Problem Solving

Two liquids are mixed in the ratio 3:2 and the vendor gains 10% by selling the mixture at $11/liter. If the first liquid costs $2 more than the second, find the cost price of first liquid.

A. $8
B. $10.8
C. $6
D. $8.8
E. $4

The OA is B.

Vendor gains 10% by selling the mixture at $11/liter i.e he sells the mixture at 110% cost,
so Cost of mixture = 11/(110%) = $10 liter.

Let x the cost of the first liquid, so the cost of second liquid = x - 2
so, cost of mixture = x*60%+(x-2)*40% = 10
0.6x+0.4x-0.8 = 10
x = 10.8. Option B.

Has anyone another strategic approach to solve this PS question?

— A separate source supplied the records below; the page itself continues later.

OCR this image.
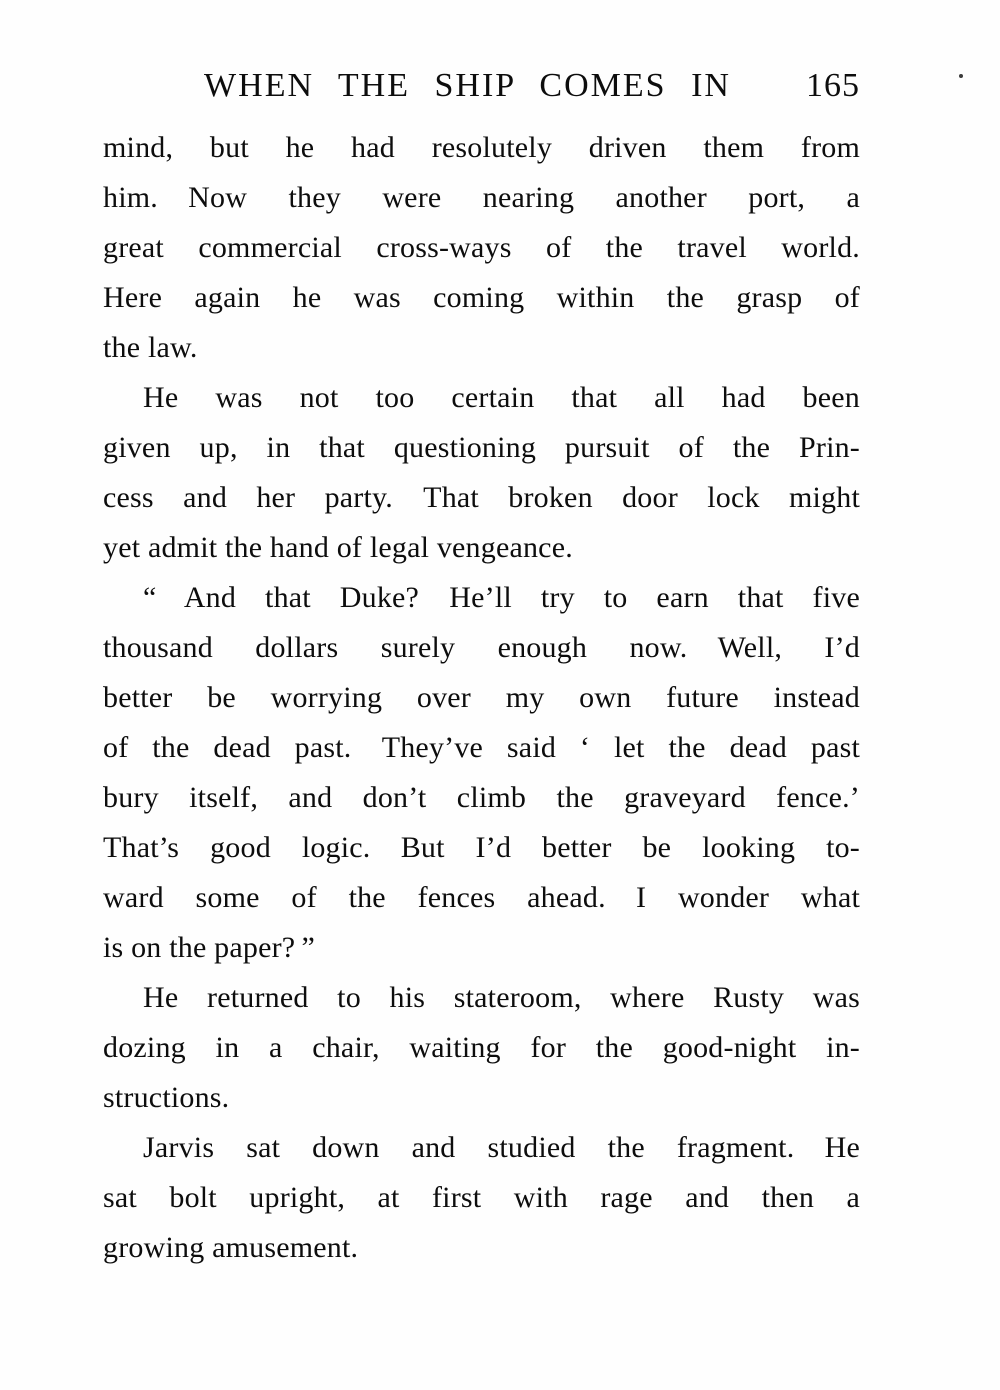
WHEN THE SHIP COMES IN 165
mind, but he had resolutely driven them from
him. Now they were nearing another port, a
great commercial cross-ways of the travel world.
Here again he was coming within the grasp of
the law.
He was not too certain that all had been
given up, in that questioning pursuit of the Prin-
cess and her party. That broken door lock might
yet admit the hand of legal vengeance.
“ And that Duke? He’ll try to earn that five
thousand dollars surely enough now. Well, I’d
better be worrying over my own future instead
of the dead past. They’ve said ‘ let the dead past
bury itself, and don’t climb the graveyard fence.’
That’s good logic. But I’d better be looking to-
ward some of the fences ahead. I wonder what
is on the paper? ”
He returned to his stateroom, where Rusty was
dozing in a chair, waiting for the good-night in-
structions.
Jarvis sat down and studied the fragment. He
sat bolt upright, at first with rage and then a
growing amusement.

Regards!

11/1.1 = $10 cost of liter
3:2 = 6:4

Let 6x = cost of the first liquid
6x+4(x-2) = 10
x = 1.8

6x = 10.8. Option B.

Regards!

GMATGuruNY wrote:

AAPL wrote:Two liquids are mixed in the ratio 3:2 and the vendor gains 10% by selling the mixture at $11/liter. If the first liquid costs $2 more than the second, find the cost price of first liquid.

A. $8
B. $10.8
C. $6
D. $8.8
E. $4

Since the selling price of $11 per liter represents a profit of 10%, the cost per liter = $10.
The cost of the first liquid is $2 more than the cost of the second liquid.
For the average cost per liter to be $10, the cost of the first liquid must be MORE THAN $10, while the cost of the second liquid must be LESS THAN $10.
Thus, the correct answer -- which represents the price of the first liquid -- must be more than $10.

The correct answer is B.

Dear Mitch,
While your solution is very logic, I tried to use the alligation which led me to different answer.
The cost is $10.
I used the alligation method as follows:

A.........2.......M..........3......B
First liquid/ Second liquid = 3/2 = 6/4 ( the difference is 2)

Where did I go wrong with using alligation? Can you help please.

Thanks